Deterministic automation scripts that run at specific lifecycle events
Config: ~/.claude/settings.json | Scripts: ~/.claude/hooks/
ai-servicers.com
Hooks are shell scripts or Python programs that run automatically at specific points in Claude Code's lifecycle. Unlike skills (prompts) or agents (LLM-driven), hooks provide deterministic behavior — they always run and always produce the same output given the same input.
Runs once when a Claude Code session begins. Use for context detection, environment setup, and session audit logging.
Fires when the user submits a prompt. Use for prompt logging and usage tracking. Rarely blocks (exit 0).

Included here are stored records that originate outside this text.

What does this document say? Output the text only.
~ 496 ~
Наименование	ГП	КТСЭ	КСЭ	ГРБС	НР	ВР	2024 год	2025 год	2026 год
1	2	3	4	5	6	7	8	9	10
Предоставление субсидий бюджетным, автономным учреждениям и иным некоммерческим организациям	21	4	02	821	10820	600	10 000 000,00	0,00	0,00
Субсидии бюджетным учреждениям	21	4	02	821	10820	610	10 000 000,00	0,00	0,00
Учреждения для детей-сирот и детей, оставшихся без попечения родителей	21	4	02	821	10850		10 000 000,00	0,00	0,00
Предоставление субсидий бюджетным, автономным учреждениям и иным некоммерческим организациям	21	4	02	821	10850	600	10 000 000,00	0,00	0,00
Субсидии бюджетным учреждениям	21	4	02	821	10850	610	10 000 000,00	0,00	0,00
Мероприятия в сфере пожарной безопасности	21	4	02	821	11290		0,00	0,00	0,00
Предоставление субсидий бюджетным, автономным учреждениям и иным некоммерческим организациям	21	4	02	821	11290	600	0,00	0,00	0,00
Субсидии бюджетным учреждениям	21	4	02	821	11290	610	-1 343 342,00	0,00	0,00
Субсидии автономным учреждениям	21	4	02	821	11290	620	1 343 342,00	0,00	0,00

Runs before each tool call (Bash, Write, etc.). The most powerful event — can block with exit code 1, or inject warnings. Use for security and validation.
Runs after each tool completes. Use for audit logging, tracking what was done, and cleanup tasks.
Fires when the agent session ends. Use for session summaries and cleanup of temporary files.
7 hooks across 5 event types — all registered in ~/.claude/settings.json
new-project-checklist.py — Detects mkdir ~/projects/NEW and injects a "don't forget" checklist: GitLab repo, CLAUDE.md, deploy.sh, Traefik/Keycloak setup.
naming-validation.py — Enforces naming conventions. Blocks mkdir ~/projects/My-Project (uppercase), docker run --name MyContainer, and CREATE DATABASE MyDB.
pre-tool-use.sh — Blocks force pushes to main, deletion of secrets/, and recursive deletion of home. Agent-aware via CLAUDE_AGENT_TYPE.
post-tool-use.sh — Logs every tool call to ~/.claude/audit/YYYY-MM-DD.log. Captures agent type, tool name, and command text (truncated). Auto-rotates after 30 days.
session-start.sh — Checks for CLAUDE.md, project agents, and skills in the current directory. Logs session start and reports available context.
stop.sh — Logs session end. For PM agent sessions, writes a summary file to ~/.claude/sessions/. Auto-cleans summaries older than 7 days.
user-prompt-submit.sh — Records prompt timestamps (not content) to ~/.claude/prompt-log.txt for usage tracking. Always exits 0.
Hooks are registered in ~/.claude/settings.json under the hooks key
{
"hooks": {
"PreToolUse": [
{
"matcher": "Bash",
"hooks": [
{
"type": "command",
"command": "python3 ~/.claude/hooks/new-project-checklist.py",
"timeout": 10
},
{
"type": "command",
"command": "python3 ~/.claude/hooks/naming-validation.py",
"timeout": 10
},
{
"type": "command",
"command": "bash ~/.claude/hooks/pre-tool-use.sh",
"timeout": 10
}
]
}
],
"PostToolUse": [
{
"hooks": [{ "type": "command", "command": "bash ~/.claude/hooks/post-tool-use.sh" }]
}
],
"SessionStart": [
{
"hooks": [{ "type": "command", "command": "bash ~/.claude/hooks/session-start.sh" }]
}
],
"Stop": [
{
"hooks": [{ "type": "command", "command": "bash ~/.claude/hooks/stop.sh" }]
}
]
}
}
Exit code 0 = proceed | Exit code 1 = block operation | Exit code 2 = block + show error to user
Hooks are the enforcement layer of Claude Code. While skills provide guidance and agents perform complex tasks, hooks ensure that certain rules are always followed — regardless of what the LLM decides to do. Security guards, naming validators, and audit loggers all belong here.
Rule of thumb: If it must always happen, use a hook. If it should guide behavior, use a skill. If it needs autonomous execution, use an agent.